In dieser Saison wurde den Sandplatzturnieren eine Woche im Kalender gestrichen, so dass die Masters Events in Monte Carlo, Rom und Hamburg innerhalb von vier Wochen ausgetragen werden. "Das ist keine Art und Weise mit Spielern umzugehen, ärgerte sich Becker: Das ist eine Zumutung." Auch er weiß aus eigener Erfahrung, wie begrenzt der Einfluss der Spieler auf etwaige Veränderungen sind, dennoch fordert er: "Wir müssen einen komplett neuen Turnierkalender kreieren." Schließlich habe der strenge Termindruck noch eine andere negative Folge für das Profitennis, die besonders von den Medien oft bemängelt werde: Es fehlen interessante Charaktere, die den Zuschauer in die Stadien und vor den Fernseher locken würden. "Es gibt die Charaktere immer noch. Aber sie haben gar keine Chance, sie zu zeigen, weil sie Woche für Woche gut spielen und Punkte verteidigen müssen. Und für andere Aktivitäten, die den Charakter ja prägen würden, bleibt ihnen keine Zeit", bemängelte Becker.

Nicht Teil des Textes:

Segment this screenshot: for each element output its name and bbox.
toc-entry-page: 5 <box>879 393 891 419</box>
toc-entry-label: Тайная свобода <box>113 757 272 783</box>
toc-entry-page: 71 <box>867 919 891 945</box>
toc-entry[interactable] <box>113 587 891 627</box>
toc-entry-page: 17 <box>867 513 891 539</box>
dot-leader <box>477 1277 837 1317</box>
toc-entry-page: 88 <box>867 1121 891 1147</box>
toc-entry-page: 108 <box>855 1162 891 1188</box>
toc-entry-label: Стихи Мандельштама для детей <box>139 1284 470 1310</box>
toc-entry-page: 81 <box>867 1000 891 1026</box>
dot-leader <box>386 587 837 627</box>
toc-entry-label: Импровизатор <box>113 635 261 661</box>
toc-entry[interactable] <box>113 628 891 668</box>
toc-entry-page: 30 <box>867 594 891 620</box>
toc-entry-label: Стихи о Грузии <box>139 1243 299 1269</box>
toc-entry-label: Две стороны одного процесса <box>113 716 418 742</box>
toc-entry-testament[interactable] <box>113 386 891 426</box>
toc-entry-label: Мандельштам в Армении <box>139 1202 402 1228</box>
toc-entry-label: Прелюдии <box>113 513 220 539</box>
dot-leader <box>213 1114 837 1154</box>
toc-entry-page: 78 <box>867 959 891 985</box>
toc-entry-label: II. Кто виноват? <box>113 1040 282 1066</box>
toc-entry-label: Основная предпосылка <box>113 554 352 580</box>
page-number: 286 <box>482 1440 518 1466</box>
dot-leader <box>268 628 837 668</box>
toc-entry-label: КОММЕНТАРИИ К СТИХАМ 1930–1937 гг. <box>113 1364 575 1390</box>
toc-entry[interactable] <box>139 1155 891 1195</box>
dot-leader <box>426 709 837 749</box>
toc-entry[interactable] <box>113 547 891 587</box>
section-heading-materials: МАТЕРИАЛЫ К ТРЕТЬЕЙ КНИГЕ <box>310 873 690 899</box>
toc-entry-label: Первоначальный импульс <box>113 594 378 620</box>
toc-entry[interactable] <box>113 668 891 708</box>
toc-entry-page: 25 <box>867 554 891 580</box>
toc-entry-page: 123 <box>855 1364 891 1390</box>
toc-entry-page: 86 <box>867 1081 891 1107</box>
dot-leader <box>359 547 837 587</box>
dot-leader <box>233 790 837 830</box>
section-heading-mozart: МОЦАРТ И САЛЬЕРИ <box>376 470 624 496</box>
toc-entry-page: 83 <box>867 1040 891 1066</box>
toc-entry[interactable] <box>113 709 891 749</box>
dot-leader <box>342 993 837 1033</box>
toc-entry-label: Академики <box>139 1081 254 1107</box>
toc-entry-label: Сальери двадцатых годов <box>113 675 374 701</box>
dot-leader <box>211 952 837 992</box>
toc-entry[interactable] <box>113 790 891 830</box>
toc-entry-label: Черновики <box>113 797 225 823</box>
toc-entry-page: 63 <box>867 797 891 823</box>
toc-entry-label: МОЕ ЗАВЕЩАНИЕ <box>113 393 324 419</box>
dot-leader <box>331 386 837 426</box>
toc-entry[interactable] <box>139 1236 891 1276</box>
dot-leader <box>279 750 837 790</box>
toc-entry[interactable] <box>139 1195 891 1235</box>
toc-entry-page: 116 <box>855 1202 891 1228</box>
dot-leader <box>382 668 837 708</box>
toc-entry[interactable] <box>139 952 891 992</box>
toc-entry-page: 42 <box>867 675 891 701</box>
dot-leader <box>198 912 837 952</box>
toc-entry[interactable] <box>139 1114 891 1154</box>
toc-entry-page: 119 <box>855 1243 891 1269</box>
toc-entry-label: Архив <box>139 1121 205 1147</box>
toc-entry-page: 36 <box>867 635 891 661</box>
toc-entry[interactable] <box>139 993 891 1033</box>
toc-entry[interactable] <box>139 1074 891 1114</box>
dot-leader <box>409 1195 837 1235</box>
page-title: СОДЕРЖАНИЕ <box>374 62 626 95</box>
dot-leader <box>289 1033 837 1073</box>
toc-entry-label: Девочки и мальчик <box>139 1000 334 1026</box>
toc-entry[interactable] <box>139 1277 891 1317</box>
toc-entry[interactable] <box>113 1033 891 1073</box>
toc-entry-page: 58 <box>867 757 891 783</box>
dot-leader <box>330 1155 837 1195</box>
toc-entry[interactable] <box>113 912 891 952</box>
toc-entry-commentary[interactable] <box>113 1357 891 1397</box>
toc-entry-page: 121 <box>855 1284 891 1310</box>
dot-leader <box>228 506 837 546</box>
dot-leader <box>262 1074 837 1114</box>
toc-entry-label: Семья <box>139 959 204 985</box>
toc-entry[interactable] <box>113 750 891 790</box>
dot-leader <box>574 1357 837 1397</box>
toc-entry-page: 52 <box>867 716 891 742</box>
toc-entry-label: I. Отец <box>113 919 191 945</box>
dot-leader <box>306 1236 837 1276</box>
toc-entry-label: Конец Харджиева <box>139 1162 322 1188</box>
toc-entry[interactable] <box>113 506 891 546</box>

Dass Hamburg im nächsten Jahr seinen Status als Masters Turnier verlieren könnte, bereitet Becker ebenfalls Sorge: "Die ATP wäre schlecht beraten, wenn sie das tun würde. Sie machen derzeit eine Reihe von Fehlern und einer davon ist, dass über Hamburg diskutiert wird." Er habe kaum ein besser organisiertes Turnier auf der Tour erlebt, hinzu käme, dass die Zuschauer in Massen kämen, selbst wenn es regnet. Das wichtigste deutsche Turnier dürfe nicht so einfach degradiert werden. Aber sei es trotzdem der Fall, ist Becker dennoch optimistisch: "Hamburg hat schon viele Stürme überlebt und diesen werden sie sicher auch überstehen. Aber der Kampf ist noch nicht vorbei." In den Kampf konkret einschalten wolle er sich jedoch nicht. Sein Einfluss dabei sei nur begrenzt.